I have little beef with the Twenty20 format -- there's too much advertising and the uniforms are unseemly [if you go to today's edition of the Daily Telegraph, you will see that England's Twenty20 kit looks like Liverpool's football jersey.] but in this day and age it does feel like an intolerable snobbery to yearn after the traditional form of a game that simply cannot be watched in a sustained fashion by anyone who has to earn their daily bread, and while the short-short may be a difficult format for bowlers, I think, like all reasonable sporting innovation, it may be the chance to bring about some sort of unforeseen but positive development in an aspect of the game itself. Mike Brearley wrote a fine piece for the Observer in which he talks more about the advantages of the Twenty20 game, and the creative demands it may make on spin bowling, among other things.

But I'll tell you what. You live in the same country as this money-spinning exercise, this IPL, and you tell me if it doesn't make you want to vomit. Did you ever imagine the day Rahul Dravid would buckle down with the boot of Vijay Mallya upon his neck? Rahul Dravid leading a team called the Royal Challengers? The cynicism of this whole deal almost makes the English Premier League look like a non-profit organisation to bring culture to the colonies. Who the hell are the Kolkata Knight Riders? Bitch, I say, please.

[A note about the name of the 'team' representing the financial clout of my hometown: I don't know why they're called the Mumbai Indians. It's either an incredibly tasteless attempt to borrow from one of your American sports teams' appropriation of Native American history, or a breathtakingly arrogant play on the city's status as a microcosm of the country. I harbour the forlorn hope that it is the latter, in spite of my determination to pay them no mind. The angriest nuns are often the most partisan.
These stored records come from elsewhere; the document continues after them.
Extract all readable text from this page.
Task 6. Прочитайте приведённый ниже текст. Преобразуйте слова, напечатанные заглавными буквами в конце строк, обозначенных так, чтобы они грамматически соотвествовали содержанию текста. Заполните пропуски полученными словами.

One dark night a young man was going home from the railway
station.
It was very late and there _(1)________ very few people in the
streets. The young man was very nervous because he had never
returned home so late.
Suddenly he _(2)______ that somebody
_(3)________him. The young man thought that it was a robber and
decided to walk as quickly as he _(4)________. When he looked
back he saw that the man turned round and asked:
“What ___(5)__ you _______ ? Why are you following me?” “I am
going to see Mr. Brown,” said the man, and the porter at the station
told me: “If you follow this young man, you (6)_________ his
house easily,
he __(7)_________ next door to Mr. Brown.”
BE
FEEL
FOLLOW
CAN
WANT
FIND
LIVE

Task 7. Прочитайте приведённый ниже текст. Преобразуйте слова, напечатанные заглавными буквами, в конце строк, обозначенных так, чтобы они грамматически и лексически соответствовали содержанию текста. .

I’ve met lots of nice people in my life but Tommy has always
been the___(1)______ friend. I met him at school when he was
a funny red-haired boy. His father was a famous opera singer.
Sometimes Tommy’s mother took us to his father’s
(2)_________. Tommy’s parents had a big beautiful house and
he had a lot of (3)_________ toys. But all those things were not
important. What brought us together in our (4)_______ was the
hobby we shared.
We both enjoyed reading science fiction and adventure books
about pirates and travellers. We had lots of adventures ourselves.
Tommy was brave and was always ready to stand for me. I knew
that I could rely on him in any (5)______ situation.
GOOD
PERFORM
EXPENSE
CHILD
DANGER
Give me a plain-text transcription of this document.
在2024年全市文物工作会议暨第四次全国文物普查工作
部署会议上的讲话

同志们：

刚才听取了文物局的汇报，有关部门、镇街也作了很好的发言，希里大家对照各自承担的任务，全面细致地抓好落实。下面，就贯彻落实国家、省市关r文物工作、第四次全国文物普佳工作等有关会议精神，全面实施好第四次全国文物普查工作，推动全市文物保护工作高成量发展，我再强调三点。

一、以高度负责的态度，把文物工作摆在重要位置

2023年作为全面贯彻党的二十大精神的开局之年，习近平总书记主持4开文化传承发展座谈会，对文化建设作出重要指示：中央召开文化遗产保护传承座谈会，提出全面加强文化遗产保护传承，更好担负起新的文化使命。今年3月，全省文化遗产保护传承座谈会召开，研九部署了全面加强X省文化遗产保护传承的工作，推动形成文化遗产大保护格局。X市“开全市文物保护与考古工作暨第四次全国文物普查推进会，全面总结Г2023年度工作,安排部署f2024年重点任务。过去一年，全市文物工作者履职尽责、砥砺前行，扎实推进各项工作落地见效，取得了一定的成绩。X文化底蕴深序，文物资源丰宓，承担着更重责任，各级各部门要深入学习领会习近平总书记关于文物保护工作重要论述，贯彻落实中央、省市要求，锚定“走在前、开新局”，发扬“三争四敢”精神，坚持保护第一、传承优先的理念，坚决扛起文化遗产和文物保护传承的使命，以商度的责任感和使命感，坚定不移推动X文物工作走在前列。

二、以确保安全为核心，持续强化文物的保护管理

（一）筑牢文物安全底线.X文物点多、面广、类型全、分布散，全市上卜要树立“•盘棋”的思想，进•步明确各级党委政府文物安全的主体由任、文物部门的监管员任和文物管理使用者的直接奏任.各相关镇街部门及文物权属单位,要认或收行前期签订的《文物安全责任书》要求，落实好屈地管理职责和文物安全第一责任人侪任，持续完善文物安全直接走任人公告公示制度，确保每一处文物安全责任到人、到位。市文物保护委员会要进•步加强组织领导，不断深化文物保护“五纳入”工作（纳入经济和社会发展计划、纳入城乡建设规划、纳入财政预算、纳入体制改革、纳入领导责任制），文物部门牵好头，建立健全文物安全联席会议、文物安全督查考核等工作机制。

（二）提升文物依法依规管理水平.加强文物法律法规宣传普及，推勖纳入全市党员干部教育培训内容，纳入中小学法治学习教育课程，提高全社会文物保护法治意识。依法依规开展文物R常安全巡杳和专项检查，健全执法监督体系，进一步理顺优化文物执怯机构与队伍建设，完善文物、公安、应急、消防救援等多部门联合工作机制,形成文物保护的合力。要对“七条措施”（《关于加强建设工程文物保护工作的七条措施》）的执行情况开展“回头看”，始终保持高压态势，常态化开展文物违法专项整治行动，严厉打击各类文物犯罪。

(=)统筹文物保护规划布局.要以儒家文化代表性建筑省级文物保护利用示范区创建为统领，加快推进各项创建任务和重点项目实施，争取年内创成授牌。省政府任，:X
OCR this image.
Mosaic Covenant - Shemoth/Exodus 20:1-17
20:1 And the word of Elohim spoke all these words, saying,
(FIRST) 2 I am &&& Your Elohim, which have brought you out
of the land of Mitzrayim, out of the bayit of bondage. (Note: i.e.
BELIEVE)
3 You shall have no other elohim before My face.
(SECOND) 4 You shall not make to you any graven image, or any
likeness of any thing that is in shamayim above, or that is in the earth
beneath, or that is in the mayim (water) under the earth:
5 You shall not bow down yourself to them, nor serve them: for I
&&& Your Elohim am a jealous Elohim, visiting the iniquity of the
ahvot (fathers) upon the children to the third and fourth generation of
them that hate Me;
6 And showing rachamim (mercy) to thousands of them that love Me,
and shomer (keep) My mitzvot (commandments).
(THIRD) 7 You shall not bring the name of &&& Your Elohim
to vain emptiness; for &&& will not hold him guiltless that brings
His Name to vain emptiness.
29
The reason I know they are called the Mumbai Indians is that today, there was a plug in the papers describing some sort of ceremony to anoint the mercenaries of this particular collective. The rite they held ended in the entire team having a tika applied to their foreheads that contained, among other things, soil from the grounds of Shivaji Park. As anyone with a passing interest in the history of Indian cricket will know, Shivaji Park is the arid, dusty space in the centre of the city that has been a breeding ground for the glorious cricket teams of Bombay, and whence some of the greatest names of the Indian game. The same culture out of which the IPL has sprung has changed, perhaps irreversibly, the role of Shivaji Park, and the Oval, and other amateur academies in big cities all over the country. I'm not sitting in judgment of developments. I just want to remark on the coincidence.]

3 comments:

Spangly Princess said...

Even in an era of ruthless commodification, the IPL does from my admittedly ignorant vantage-point seem like an exercise in quite extraordinary crassness.

Then again, I was discussing it with an American historian of globalization who uses CLR James to teach groups of Italians and Americans about empire and identity, an endeavour which I can only imagine Herculean in scope. Not least since his own understanding of cricket is, shall we say, limited: he's from East Texas. Anyway, when I told him about the IPL he was very excited. The emergence of such a postcolonial nexus of economic and sporting power, and the debates caused back in Britain, are fascinating political phenomena. Just perhaps not all that appealing as sporting phenomena.

roswitha said...

SP, thanks for a brilliant comment - not sure if you'll read this, but you touch on exactly the thing that makes me reconciled to the IPL in a mildly defiant way, even as it appalls me with its OVERKILL IS BETTER attitude.